渡辺えりの ちょっとブレーク

(94)「友に」ロックコンサート

2013/1/31 16:07

 今月20日の日曜日、東京・六本木のSTB139スイートベイジルというライブハウスで「渡辺えり愛を歌う『福笑い』新春ロックコンサート」と銘打ったコンサートを開催した。58歳にして初めてのロックコンサートである。

 以下に当日のパンフレットに私が書いた文章を載せたい。当日いらしてくださったお客さまだけが知る文章である。

 

 「友に」渡辺えり

 高校時代親友ワンコと組んでいたユニット「やぎ座」の録音テープがある。16歳の歌声の入った貴重な録音だ。同じ1月生まれだが、何事も几帳面(きちようめん)できちんとしていたワンコが昔演劇を上演する時に使っていた旧式のテープレコーダーで録音してくれたのだった。

 ワンコの勉強部屋に二人で籠(こも)って良く歌の練習をしたりレコードを聴いたりしたものだった。ワンコが昨年の8月に意識を失(な)くしてしまう直前に私が差し入れたケーキをおいしそうに一口食べてくれた後、眠りながら左手でギターのコードを押さえる仕草(しぐさ)を続けていた。「やぎ座」の曲を弾いてくれているのだ。私は思った。今私が見舞っているこの家で私たちが練習した歌をワンコは今歌っているのだと思った。

 またワンコと歌いたいと強く思ったその時にそれは叶(かな)わぬ夢となってしまった。

 友が亡くなるということは自分をも失うことである。その時を失うことである。確かに生きたあの時代にワンコと私が、世の中の矛盾に対して、大人たちの無理解に対して思い悩んだことを今だからこそもう一度思い返し追悼したいとコンサートを考えた。そしてチラシが出来上がった頃、勘三郎さんが亡くなってしまった。なんということだろう。

 私のわがままを笑って許し、どこまでも信じてくれていた心友を二人も失くしてしまうなんて。どうして追悼コンサートを企画してしまったのか…もう歌う気力も起きなくなってしまった。しかし、勘三郎さんは私が歌うと本当に嬉(うれ)しそうな顔をしてくれた。
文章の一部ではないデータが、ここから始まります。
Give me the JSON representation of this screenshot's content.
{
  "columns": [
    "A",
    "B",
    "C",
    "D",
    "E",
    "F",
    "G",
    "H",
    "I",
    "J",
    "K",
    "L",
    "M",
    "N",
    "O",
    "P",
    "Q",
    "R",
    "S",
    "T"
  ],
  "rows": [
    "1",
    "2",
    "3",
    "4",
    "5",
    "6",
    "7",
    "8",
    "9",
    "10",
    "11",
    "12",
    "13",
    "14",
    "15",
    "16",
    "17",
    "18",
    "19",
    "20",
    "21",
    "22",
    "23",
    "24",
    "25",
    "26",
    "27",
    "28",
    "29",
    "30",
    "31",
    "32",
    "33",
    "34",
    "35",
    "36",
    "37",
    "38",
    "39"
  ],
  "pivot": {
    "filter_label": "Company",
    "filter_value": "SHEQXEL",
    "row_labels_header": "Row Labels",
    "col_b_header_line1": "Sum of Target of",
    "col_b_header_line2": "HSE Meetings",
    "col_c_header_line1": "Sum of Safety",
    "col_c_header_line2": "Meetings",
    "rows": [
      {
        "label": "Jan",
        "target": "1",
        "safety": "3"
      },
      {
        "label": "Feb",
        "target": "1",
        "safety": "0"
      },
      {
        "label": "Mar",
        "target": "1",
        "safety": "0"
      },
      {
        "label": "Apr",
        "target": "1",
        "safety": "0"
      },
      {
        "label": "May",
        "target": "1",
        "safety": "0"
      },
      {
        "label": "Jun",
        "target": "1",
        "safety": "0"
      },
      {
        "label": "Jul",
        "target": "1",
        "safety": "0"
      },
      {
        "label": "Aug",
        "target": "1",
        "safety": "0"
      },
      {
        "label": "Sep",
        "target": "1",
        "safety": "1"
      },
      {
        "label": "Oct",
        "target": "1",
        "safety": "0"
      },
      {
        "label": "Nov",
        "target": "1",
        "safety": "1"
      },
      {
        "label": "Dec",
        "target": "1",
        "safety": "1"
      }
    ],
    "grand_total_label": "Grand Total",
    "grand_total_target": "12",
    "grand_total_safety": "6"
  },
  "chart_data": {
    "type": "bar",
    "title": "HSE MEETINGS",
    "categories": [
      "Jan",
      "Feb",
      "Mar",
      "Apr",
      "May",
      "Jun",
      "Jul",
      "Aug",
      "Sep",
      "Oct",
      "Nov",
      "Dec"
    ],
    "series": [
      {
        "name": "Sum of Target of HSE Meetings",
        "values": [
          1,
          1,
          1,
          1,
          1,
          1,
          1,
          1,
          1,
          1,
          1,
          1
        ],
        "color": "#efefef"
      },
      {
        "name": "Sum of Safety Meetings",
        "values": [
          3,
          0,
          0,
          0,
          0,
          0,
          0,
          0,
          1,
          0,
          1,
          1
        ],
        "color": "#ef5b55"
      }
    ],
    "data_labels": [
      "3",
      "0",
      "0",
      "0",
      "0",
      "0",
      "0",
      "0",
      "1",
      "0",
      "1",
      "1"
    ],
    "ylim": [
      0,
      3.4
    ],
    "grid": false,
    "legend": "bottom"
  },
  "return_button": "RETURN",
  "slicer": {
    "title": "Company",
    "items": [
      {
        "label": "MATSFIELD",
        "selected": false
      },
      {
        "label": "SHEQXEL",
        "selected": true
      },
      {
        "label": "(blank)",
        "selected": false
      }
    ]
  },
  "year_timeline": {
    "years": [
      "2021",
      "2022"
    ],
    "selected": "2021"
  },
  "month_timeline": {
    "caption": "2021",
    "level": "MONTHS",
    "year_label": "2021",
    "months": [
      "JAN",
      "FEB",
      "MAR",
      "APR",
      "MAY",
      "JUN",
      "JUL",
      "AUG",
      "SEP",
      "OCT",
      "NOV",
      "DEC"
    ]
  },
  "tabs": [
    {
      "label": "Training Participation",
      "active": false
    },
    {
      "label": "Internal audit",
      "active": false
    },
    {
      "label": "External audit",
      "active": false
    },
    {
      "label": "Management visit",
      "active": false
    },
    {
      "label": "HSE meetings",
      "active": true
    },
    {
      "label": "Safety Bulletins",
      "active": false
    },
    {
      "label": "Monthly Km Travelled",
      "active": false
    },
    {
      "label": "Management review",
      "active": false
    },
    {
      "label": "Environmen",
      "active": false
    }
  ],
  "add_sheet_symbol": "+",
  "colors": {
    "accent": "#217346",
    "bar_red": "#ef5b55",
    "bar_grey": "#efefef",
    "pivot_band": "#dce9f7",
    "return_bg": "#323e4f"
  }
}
 危篤の知らせを受けて病室に伺った時にはすでに意識はなく、ロダンの彫刻のような初めて会う人のような友の顔があった。その時の気持ちをベートーベンの「悲愴(ひそう)」に込めて歌うことにした。

 私は本当にわがままなのだと思う。「やぎ座」の録音を聞いては泣き、勘三郎さんの笑顔を思い出しては泣いている。毎日泣いている。友はあんなに頑張って生きて、大人で優しく、大きな力で私を包んでいてくれたというのに、私は寂しくて毎日泣いているのだ。

 しかし、このコンサートをやることで「友」たちにもらった「愛」をみなさんにお届けできればと願っています。今日は愉快にやりましょう!

 

 人前で歌ったことがないという故中井由美子さん(ワンコ)の娘さんに無理を言って、「やぎ座」の中井さんのパートを歌ってもらった。伴奏はシンガー・ソングライター山崎ハコさんにやっていただくという贅沢(ぜいたく)さだった。

 ベートーベンのピアノソナタ「悲愴」に付けた歌詞は「命のある限り人を愛して生きていきたい/疲れ果てて見る夢は孤独の中に光るひとつの星/たとえ冷たい風が吹き荒れてもきっと同じ星を持つ人がいる/命消えた友よ。あなたの分まで星を抱えよう/あなたの分まで愛し続けよう」というものである。

 何があってもくじけずに「友」たちが進もうとしたように、一日一日を大切にそして愛を忘れずに生きていこうと思います。今年一年が皆さまにとって良い年になりますように。